Me perdonarán si les recomiendo a ustedes que hagan lo mismo. Instagram es, de veras, un espanto[10]. Kiko Amat


[1] El grupo de whatsapp de amigos de mi pueblo -del que, como leerán al final, ya no soy miembro- siempre ha sido tremendamente activo. A primera hora de la mañana uno podía regalar sus ojos con una retahila de chistes soeces, hilarantes anécdotas alcohólicas de ayer y hoy e imágenes de cualquiera de sus unidades móviles en un bar. O solo la naturaleza muerta de cerveza en mesa. No digo que no me entretuviesen todas estas cosas, simplemente que al final me quitaban una de tiempo atroz.

[2] Ilustración de Benja Villegas.

[3] Con las novedades editoriales, por presión de la editorial etiquetada, esta cifra podía doblarse o, en un delirio de éxito, incluso triplicarse, hasta los 150 likes (el máximo que jamás recibí por cualquier libro).

[4] En realidad sí me avergüenza, y mucho, pero creo que es mi deber social realizar estas confesiones.

[5] En realidad sí me generaba rubor, al menos latente, o inconsciente.

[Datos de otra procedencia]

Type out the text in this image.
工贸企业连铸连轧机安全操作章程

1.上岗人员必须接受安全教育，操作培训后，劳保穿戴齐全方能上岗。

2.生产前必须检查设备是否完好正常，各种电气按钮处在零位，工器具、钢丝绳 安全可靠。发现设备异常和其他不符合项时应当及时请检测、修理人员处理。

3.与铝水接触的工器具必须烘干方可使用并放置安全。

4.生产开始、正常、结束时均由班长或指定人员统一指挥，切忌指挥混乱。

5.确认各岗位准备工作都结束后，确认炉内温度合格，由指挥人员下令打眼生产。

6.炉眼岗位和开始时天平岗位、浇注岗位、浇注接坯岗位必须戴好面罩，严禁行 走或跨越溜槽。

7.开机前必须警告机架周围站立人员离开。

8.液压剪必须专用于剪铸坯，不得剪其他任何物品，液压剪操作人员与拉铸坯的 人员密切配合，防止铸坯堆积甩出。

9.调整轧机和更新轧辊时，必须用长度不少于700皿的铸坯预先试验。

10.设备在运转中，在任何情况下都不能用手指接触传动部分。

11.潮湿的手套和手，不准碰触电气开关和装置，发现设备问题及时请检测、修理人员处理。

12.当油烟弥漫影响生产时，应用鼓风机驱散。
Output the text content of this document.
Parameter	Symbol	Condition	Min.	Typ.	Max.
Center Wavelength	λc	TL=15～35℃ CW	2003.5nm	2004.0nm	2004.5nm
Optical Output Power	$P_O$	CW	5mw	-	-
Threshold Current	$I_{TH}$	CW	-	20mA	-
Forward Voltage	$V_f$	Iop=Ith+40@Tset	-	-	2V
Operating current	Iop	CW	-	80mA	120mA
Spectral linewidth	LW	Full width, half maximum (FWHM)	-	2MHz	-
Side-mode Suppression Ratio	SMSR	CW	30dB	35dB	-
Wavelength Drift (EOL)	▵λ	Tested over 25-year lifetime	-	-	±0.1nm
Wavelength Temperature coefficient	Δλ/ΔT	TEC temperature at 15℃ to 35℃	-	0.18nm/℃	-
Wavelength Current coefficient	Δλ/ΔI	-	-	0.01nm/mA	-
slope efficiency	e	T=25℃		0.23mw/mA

[6] Todos hemos visto en Instagram fotos de dátiles cuasimodescos, empeines elefantíacos, dedos gordos que parecían cabezudos, y otros exhibits de museo de los horrores, sin poder explicarnos cómo se llegaba a ese estado de impudicia y desdén por las apariencias podales.

[7] El tanto por ciento de fetichistas de pies en un corte social como el del grupo de Whatsapp de amigos de mi pueblo es tranquilamente de un 40%, y eso sin contar los que lo son y no lo confiesan. Podría llegar a un 60%.

[8] La fabricación regular de memes, por buenos que sean, me parece uno de los mayores desperdicios modernos de mentes de una generación, que otramente estarían, tal vez, enfrascadas en la creación de arte sublime.

[9] También a mi hermana, que me lo recomendó.